ABD Temsilciler Meclisi Trump'ın azledilmesine 'evet' dedi; dosya Senato'ya gönderildi

ABD Temsilciler Meclisi Trump'ın azledilmesine 'evet' dedi; dosya Senato'ya gönderildi

ABD Temsilciler Meclisi tarihi bir oturumla ABD Başkanı Donald Trump'ın görevini kötüye kullandığı ve Kongre'yi engellemeye çalıştığı şeklindeki iki azil suçlamasını oyladı. Soruşturmaya ait iki madde de oy çokluğu ile kabul edildi.

Konuşmaların tamamlanmasının ardından 15 dakika süren ilk madde için yapılan oylamada 230 evet, 197 hayır oyu çıktı. Kabul edilen ilk madde de Trump’a görevini kötüye kullanma suçlaması yöneltilmişti.

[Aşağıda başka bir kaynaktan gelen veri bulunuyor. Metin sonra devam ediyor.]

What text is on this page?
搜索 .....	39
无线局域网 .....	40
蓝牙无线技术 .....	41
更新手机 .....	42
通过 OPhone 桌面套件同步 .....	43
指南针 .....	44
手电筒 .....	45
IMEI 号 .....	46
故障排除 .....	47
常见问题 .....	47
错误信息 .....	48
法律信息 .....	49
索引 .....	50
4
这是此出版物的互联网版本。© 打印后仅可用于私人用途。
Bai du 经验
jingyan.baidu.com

İkinci madde için yapılan oylamada ise 229 evete karşılık 198 hayır oyu çıktı.

Bu vesileyle Temsilciler Meclisi Trump'a yöneltilen "Kongre’yi engelleme" ve "Gücünü kötüye kullanma" suçlamalarını da kabul etmiş oldu

Trump'ın suçlamalarına ilişkin dosya Senato'ya gönderildi. Senato'nun Cumhuriyetçi parti kontrolünde bulunması sebebiyle üst mecliste yapılan duruşmalarda Trump'ın görevden alınması yönünde bir karar çıkmayacağı düşünülüyor.

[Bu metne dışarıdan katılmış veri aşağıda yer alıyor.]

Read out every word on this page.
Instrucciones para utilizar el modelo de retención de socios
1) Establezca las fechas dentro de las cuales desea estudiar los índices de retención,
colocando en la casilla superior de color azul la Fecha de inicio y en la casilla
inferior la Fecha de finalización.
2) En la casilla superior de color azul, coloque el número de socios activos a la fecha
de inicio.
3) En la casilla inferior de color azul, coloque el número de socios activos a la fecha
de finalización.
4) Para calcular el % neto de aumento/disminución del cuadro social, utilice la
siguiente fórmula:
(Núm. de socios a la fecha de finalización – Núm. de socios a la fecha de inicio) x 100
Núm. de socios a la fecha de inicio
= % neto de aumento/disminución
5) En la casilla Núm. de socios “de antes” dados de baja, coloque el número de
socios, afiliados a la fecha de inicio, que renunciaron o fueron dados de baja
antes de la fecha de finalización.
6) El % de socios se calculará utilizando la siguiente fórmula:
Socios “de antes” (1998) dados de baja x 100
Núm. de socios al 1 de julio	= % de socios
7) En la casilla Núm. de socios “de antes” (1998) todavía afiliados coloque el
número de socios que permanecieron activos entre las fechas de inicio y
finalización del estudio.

Senato'da sevk edilmesi halinde "mahkeme" tarzı bir süreç yaşanacak. Başkan'ın görevden alınması için Senato'nun üçte iki çoğunlukla karar vermesi gerekiyor.

Oylama öncesinde her iki partiye de üçer saat söz hakkı tanınmak suretiyle toplam altı saatlik bir tartışma oturumu yapıldı. Cumhuriyetçi Kongre üyeleri, oturum başlar başlamaz süreci geciktirmek amacıyla her çabayı göstereceklerinin mesajını vermişti.

Cumhuriyetçi bazı Kongre üyeleri oturumun başlamasının ardından azil sürecinin adil ve meşru olmadığını savunan bazı önergeler sundu. Ancak bu önergeler Demokrat Partili Kongre üyeleri tarafından reddedildi.

 

"Bu, tarih kitaplarınızda okuyacağınız bir an"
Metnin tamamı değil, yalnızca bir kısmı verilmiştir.